Children who are considered to have Special Educational Needs have learning difficulties or disabilities that make it harder for them to learn than most children of the same age.
They might be struggling with:
- reading, writing, number work
- verbal expression
- general comprehension and processing
- relationship with peers and/or adults
- showing appropriate behaviors in specific situations/contexts
In this case, children need special support because they learn in different ways, so some adjustment should take place, such as a specific way of teaching or using special equipment (computer or desk). Adapting curriculum, teaching mode and material to the child’s needs is essential. Children often display behaviors that are interpreted as oppositional defiant when in fact they’re a direct result of a learning disability that prevents them to follow norms or remain on task. But bare in mind that children have different rhythms and develop in a unique way, so if your child is making slower progress and needs extra support it doesn’t mean that he/she has Special Educational Needs.

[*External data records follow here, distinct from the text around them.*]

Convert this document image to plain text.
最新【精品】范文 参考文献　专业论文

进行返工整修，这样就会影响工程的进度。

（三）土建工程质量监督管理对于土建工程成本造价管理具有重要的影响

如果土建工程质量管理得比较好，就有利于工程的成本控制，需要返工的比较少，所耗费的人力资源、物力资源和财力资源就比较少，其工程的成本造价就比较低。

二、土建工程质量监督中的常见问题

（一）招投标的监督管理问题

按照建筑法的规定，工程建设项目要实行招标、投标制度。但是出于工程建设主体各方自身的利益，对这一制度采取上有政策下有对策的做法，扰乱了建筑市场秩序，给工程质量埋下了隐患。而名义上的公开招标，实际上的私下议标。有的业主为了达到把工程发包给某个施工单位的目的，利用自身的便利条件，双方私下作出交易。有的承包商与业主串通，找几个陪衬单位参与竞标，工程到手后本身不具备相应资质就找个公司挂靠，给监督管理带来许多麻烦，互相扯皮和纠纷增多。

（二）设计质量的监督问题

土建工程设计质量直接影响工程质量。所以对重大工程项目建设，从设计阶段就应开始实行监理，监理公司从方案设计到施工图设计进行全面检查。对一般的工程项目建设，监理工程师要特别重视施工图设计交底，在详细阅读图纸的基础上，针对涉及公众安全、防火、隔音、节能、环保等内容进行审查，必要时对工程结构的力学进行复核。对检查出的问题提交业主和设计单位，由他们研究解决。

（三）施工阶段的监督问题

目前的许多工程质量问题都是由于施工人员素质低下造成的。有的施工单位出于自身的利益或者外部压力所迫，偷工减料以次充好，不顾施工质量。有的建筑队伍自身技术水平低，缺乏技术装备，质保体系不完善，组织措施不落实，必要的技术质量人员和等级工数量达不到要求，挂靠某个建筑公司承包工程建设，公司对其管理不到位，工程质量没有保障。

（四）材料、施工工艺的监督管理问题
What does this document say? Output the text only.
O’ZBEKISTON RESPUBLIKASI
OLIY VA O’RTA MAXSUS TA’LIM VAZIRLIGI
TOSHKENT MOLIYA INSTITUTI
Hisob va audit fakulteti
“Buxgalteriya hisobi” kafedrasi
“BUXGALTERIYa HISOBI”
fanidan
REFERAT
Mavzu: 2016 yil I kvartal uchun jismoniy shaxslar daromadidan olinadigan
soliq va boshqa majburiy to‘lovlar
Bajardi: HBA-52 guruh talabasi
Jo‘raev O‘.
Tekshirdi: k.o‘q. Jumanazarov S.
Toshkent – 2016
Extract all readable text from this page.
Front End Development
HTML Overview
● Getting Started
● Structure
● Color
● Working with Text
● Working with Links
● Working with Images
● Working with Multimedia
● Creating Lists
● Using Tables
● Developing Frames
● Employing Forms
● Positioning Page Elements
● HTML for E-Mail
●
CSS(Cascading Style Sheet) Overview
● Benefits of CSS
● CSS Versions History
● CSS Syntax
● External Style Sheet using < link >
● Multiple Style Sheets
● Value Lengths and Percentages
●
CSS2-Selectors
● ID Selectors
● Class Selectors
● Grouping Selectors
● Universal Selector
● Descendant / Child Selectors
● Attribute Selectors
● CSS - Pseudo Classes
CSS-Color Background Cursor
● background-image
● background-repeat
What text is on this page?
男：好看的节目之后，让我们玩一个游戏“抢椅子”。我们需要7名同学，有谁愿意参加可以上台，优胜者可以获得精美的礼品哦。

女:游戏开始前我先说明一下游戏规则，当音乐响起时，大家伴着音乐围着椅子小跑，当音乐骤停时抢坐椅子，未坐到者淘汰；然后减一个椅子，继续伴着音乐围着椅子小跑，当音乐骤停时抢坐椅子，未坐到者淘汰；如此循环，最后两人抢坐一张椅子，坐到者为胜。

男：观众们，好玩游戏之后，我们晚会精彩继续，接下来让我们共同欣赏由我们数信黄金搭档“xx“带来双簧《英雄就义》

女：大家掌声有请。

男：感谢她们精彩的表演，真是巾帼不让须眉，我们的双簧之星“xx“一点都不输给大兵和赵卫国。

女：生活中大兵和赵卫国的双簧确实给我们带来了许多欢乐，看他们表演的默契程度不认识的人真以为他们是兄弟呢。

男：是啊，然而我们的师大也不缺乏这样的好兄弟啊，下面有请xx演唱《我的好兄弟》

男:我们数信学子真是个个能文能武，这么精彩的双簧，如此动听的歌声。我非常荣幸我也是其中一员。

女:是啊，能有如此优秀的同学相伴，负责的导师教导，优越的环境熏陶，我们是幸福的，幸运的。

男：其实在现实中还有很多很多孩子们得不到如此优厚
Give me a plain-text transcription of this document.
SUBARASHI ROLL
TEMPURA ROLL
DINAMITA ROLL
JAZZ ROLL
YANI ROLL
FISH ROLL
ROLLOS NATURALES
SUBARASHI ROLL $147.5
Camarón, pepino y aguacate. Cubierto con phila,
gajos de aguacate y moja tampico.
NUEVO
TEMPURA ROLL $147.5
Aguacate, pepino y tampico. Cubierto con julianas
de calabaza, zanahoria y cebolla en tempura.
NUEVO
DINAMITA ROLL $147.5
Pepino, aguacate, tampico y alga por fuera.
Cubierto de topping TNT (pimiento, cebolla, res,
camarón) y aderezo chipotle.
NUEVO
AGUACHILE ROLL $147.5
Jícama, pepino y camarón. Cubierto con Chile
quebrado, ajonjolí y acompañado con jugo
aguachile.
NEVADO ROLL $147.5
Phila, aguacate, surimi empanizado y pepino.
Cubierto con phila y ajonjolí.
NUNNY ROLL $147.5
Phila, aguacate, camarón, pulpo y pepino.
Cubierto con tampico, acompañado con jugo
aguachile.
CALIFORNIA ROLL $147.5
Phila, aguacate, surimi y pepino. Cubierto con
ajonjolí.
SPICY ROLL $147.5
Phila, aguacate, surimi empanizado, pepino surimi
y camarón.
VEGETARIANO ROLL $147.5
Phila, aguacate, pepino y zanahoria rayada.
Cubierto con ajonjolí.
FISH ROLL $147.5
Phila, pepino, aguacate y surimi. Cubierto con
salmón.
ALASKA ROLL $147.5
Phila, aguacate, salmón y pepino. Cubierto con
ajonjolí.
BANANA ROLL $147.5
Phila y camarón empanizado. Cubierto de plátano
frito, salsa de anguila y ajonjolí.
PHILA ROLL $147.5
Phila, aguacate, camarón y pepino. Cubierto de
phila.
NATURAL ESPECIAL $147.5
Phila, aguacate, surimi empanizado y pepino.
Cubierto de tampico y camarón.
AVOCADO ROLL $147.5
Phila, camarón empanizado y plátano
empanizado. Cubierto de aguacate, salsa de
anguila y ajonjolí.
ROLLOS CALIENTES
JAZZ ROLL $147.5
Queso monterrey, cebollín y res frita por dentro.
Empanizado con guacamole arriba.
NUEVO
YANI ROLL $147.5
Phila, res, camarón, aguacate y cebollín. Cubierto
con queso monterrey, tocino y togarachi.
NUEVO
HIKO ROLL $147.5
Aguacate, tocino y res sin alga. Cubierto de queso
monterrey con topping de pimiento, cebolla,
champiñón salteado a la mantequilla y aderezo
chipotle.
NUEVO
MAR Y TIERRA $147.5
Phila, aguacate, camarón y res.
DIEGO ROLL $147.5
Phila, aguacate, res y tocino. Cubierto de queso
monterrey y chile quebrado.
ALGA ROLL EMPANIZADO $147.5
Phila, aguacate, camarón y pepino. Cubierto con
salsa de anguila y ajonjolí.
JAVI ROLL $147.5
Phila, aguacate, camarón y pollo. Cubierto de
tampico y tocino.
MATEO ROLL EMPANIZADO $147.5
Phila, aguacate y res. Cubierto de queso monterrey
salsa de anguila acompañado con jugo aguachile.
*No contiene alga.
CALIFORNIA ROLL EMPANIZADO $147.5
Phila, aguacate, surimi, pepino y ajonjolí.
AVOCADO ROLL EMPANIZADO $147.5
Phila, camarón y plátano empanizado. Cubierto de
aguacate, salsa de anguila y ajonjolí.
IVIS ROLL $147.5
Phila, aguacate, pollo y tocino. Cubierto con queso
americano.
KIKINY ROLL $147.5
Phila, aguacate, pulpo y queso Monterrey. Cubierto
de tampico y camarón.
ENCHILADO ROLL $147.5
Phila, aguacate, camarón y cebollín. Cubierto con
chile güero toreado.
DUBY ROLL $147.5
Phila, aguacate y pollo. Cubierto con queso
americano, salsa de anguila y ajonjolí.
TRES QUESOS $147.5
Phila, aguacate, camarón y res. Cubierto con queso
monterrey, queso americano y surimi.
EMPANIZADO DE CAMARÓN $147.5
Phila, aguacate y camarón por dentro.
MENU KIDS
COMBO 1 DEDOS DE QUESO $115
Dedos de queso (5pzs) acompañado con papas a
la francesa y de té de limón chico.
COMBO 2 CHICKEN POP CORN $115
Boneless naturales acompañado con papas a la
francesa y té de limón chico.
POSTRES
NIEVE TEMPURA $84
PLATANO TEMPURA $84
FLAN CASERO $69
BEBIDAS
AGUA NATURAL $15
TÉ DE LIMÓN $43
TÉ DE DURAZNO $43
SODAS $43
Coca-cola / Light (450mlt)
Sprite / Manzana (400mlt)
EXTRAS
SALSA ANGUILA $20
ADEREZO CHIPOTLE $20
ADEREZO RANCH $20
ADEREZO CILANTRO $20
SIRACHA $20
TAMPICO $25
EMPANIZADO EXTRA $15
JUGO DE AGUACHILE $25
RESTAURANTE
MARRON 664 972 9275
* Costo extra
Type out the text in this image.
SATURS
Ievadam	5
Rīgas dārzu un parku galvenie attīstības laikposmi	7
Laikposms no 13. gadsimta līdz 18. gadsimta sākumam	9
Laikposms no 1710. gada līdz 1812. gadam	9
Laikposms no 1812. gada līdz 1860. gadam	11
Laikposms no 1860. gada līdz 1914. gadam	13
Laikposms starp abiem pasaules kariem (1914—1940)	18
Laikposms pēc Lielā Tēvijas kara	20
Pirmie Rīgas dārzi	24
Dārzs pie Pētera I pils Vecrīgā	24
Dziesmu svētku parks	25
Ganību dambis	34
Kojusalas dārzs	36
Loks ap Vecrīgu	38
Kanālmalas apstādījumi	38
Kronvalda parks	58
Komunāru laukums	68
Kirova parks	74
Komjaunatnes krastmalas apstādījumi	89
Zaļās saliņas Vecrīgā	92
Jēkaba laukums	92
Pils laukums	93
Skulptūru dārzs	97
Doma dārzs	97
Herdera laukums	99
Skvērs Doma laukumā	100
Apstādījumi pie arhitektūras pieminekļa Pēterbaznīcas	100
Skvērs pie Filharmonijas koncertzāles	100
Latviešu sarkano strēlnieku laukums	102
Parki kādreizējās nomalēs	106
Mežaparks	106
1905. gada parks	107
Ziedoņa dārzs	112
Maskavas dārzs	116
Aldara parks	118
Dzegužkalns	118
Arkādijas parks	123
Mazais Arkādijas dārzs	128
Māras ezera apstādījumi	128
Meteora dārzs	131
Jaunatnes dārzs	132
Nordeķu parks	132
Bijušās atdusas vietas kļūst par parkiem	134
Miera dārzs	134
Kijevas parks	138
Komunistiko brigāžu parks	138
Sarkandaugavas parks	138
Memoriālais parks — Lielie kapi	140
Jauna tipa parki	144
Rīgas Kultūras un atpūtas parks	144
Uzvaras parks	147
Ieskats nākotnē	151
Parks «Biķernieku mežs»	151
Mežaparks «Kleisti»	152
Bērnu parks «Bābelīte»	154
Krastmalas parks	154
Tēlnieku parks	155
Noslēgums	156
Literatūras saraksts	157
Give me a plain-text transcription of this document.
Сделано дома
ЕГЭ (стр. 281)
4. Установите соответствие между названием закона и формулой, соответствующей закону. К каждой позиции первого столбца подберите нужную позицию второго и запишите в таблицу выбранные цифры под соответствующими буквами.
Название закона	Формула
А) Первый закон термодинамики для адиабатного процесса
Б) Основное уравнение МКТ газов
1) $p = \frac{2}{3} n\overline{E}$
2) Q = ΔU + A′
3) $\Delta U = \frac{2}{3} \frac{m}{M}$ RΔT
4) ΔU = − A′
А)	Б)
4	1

Applied Behavior Analysis, in a nutshell, provides a great tool to understanding and changing behavior. Due to it’s analytic trait we are able to pinpoint a specific behavior, understand what originates it and what are the consequences (ABC model) in order to replace it with a more appropriate behavior. Specific skills are targeted and an individual program is designed. Learning can take place in a playful setting and the main goal is to generalize it so it occurs naturally, in any environment.
PECS is short for Picture Exchange Communication System and, as the name says, it is a communication system that makes use of pictures. The person who has PECS exchanges a sentence strip with another person by using one simple symbol or building full sentences with symbols and in this way can communicate without verbal language. PECS is useful for children who have not developed any language, or who have some but are able to develop it further.